For more information on using the NodeJS SDK, please refer to its documentation: https://github.com/iopipe/iopipe/blob/master/docs/nodejs.md


Kernel functions

Requests and responses are translated using kernels, and may pipe to other kernels, or to/from web service endpoints.

Kernels simply receive request or response data and output translated request or response data.

Example:

module.exports = function(input, context) {
  context.done("I'm doing something with input: {0}".format(input))
}

Functions should expect a "context" parameter which may be called directly as a callback, but also offers the methods 'done', 'success', and 'fail'. Users needing, for any reason, to create a context manually may call iopipe.create_context(callback).

For more on writing filters see: https://github.com/iopipe/iopipe/blob/master/docs/kernels.md

CLI

A Go-based CLI exists to create and export npm modules, share code, and provide runtime of magnetic kernels.

Download the latest binary release and chmod 755 the file.

Building from source? See Build & Install from source.
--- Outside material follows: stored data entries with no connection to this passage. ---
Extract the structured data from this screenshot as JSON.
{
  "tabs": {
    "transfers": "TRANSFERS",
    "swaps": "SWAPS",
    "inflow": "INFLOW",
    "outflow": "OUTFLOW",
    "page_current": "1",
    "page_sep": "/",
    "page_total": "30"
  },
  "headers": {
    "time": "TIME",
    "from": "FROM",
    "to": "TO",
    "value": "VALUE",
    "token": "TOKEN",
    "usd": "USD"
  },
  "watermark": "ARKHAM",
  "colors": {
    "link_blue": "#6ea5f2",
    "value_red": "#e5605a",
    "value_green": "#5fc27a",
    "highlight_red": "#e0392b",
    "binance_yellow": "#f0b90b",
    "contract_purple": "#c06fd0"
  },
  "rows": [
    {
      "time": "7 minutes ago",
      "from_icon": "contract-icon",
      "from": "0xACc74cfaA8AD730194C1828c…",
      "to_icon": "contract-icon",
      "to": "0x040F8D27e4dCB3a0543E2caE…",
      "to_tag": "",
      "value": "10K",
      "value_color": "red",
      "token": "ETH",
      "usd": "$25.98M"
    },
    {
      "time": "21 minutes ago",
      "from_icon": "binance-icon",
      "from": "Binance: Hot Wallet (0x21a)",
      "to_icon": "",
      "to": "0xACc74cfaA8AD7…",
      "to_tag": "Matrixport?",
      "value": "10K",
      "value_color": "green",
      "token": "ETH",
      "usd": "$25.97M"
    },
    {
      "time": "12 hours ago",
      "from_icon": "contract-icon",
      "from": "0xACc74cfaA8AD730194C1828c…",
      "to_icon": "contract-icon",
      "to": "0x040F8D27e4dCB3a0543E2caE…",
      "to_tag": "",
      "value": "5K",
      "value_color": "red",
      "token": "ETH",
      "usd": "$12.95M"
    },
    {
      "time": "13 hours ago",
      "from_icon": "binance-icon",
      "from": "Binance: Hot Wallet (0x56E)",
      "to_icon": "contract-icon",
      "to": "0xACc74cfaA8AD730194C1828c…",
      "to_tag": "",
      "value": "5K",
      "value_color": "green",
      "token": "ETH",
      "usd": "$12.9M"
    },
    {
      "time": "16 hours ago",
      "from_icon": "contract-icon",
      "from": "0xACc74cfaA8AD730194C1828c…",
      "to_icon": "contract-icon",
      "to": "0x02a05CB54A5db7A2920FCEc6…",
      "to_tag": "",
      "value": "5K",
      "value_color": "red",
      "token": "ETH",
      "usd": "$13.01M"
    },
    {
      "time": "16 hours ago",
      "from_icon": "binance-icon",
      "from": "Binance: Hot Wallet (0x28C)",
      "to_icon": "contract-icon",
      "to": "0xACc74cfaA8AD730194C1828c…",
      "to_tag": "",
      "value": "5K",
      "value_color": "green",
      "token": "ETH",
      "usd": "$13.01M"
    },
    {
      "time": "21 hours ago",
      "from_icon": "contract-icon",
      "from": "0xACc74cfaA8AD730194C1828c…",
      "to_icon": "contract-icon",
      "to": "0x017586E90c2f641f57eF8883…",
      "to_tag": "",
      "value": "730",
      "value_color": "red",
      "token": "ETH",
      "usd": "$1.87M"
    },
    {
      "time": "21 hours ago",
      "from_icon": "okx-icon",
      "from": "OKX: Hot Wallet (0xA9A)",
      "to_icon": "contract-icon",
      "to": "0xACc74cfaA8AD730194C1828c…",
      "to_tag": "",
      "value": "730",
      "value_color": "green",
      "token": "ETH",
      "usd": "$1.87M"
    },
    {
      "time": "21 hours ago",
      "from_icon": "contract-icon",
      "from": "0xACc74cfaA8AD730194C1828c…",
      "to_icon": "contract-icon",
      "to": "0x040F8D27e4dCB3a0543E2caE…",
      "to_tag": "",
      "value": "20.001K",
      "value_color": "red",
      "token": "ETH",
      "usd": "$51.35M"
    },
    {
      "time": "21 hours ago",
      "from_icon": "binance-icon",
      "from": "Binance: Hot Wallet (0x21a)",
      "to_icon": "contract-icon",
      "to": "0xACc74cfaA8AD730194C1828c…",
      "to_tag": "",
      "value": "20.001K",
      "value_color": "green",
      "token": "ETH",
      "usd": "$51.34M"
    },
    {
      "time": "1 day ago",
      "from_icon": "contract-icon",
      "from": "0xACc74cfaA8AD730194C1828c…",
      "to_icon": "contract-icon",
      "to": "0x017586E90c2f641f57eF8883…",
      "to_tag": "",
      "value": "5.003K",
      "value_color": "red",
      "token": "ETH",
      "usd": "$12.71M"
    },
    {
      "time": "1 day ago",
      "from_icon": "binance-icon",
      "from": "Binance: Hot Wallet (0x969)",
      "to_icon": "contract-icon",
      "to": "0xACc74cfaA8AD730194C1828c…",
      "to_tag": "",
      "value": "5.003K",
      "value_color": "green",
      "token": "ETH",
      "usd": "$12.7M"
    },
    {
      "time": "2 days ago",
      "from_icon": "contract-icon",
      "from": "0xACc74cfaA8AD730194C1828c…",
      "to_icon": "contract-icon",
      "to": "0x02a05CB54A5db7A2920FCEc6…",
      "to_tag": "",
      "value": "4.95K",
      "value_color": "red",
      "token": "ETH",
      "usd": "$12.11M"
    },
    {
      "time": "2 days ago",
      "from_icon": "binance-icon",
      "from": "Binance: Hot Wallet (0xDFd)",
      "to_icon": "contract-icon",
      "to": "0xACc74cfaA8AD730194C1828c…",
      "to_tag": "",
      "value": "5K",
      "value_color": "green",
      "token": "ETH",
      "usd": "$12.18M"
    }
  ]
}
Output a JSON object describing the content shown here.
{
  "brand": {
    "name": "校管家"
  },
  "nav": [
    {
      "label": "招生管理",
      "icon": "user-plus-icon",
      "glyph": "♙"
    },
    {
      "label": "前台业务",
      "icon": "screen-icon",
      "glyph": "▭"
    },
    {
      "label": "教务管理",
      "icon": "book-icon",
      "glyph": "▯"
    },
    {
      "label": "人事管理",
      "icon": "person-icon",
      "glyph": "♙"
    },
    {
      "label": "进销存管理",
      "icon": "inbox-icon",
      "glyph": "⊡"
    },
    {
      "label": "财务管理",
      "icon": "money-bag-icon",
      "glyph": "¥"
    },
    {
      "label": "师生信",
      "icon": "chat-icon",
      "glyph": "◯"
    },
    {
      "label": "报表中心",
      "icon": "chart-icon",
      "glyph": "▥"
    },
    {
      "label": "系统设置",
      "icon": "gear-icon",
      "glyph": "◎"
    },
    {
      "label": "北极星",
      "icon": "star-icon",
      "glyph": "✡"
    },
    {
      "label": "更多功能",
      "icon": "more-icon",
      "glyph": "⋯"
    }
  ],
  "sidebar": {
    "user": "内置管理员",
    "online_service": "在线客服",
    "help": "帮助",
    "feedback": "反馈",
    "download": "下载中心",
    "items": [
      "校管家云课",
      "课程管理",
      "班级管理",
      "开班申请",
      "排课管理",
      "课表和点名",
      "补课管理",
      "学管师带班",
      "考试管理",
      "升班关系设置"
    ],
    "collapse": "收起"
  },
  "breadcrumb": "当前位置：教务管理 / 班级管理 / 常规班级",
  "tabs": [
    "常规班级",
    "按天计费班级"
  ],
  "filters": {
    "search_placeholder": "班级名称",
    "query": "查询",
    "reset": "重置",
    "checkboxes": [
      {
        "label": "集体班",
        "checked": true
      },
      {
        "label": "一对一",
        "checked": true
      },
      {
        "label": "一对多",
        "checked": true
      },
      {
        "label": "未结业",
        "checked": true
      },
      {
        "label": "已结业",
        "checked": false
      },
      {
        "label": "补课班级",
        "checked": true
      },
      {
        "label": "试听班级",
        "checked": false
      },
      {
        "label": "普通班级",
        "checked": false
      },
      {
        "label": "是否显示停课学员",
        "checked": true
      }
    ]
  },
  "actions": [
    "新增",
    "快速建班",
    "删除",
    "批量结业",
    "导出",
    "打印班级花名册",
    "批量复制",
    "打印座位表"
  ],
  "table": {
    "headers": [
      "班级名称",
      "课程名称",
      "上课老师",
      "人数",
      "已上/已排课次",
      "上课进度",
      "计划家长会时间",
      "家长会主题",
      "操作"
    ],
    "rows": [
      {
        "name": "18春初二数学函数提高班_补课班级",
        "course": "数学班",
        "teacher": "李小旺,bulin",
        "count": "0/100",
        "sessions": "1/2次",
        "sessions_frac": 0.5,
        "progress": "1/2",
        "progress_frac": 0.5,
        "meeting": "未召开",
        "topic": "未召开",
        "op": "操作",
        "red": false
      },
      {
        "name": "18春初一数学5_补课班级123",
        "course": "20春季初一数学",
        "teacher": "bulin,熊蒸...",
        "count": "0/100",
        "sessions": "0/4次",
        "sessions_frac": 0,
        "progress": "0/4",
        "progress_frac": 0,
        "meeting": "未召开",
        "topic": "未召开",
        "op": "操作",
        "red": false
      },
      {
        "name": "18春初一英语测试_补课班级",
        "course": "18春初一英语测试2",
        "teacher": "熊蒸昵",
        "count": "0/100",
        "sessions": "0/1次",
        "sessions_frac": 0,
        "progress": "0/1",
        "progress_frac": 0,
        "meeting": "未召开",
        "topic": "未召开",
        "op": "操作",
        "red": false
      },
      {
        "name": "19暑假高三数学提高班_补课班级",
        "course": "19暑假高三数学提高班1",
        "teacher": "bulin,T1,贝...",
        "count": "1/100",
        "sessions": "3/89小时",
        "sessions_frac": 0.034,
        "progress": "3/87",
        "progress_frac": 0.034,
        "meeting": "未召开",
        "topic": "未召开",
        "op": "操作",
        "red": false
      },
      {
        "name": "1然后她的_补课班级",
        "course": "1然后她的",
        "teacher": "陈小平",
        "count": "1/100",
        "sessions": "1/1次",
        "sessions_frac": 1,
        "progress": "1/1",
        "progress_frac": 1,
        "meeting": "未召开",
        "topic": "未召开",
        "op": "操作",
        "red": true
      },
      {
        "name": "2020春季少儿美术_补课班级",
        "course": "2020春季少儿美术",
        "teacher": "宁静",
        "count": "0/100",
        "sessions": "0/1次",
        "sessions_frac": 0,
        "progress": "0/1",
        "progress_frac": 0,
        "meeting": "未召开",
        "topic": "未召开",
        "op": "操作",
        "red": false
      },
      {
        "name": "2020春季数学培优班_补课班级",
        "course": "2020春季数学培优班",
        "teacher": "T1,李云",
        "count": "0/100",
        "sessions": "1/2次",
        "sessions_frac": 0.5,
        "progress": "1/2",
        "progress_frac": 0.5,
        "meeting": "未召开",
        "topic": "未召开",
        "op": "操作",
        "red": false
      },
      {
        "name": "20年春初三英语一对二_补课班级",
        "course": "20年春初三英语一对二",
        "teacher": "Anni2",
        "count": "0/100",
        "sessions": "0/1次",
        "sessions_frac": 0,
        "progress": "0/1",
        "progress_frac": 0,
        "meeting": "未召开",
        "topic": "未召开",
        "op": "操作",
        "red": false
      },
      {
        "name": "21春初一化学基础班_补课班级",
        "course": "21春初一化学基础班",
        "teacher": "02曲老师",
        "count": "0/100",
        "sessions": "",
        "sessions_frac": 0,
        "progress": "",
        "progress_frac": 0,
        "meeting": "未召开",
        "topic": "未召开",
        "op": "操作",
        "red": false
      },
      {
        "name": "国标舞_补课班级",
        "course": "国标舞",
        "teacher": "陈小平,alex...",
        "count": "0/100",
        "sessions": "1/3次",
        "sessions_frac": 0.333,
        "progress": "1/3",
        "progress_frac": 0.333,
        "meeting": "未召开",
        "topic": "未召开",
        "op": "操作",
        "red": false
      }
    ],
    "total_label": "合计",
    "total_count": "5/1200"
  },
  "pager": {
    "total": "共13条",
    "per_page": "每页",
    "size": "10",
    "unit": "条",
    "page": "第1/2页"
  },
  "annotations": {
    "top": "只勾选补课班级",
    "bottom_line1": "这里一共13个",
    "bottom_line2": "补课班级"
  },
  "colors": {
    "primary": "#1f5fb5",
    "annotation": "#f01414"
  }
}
Alternatively, download & alias our Docker image:

$ docker pull iopipe/iopipe:trunk
$ docker run --name iopipe-data iopipe/iopipe:trunk
$ eval $(echo "alias iopipe='docker run --rm --volumes-from iopipe-data iopipe/iopipe:trunk'" | tee -a ~/.bashrc)
$ iopipe --help

OS-specific packages are forthcoming.

Command-line Examples

# Import a kernel and name it com.example.SomeScript
$ iopipe import --name com.example.SomeScript - <<<'input'

# List kernels
$ iopipe list

# Fetch response and process it with com.example.SomeScript
$ iopipe --debug exec http://localhost/some-request com.example.SomeScript

# Fetch response and convert it with SomeScript, sending the result to otherhost
$ iopipe --debug exec http://localhost/some-request com.example.SomeScript \
                      http://otherhost/request

# Fetch response and convert it with SomeScript, send that result to otherhost,
# & converting the response with the script ResponseScript
$ iopipe --debug exec http://localhost/some-request com.example.SomeScript \
                      http://otherhost/request some.example.ResponseScript

# Export an NPM module:
$ iopipe export --name my-module-name http://localhost/some-request com.example.SomeScript

Build & Install from source

With a functioning golang 1.5 development environment:

$ go build
$ ./iopipe --help

Alternatively use Docker to build & deploy:

$ docker build -t iopipe-dev .
$ docker run --name iopipe-data iopipe-dev
$ eval $(echo "alias iopipe='docker run --rm --volumes-from iopipe-data iopipe-dev'" | tee -a ~/.bashrc)
$ iopipe --help

Security

Kernels are executed in individual virtual machines whenever allowed by the executing environment. The definition of a virtual machine here is lax, such that it may describe a Javascript VM, a Linux container, or a hardware-assisted x86 virtual machine. Users should exercise caution when running community created kernels.

It is a project priority to make fetching, publishing, and execution of kernels secure for a production-ready 1.0.0 release.

Modules are fetched and stored using sha256 hashes, providing an advantage over module-hosting mechanisms which are based simply on a name and version. Future versions of IOpipe will likely implement TUF for state-of-the-art software assurance.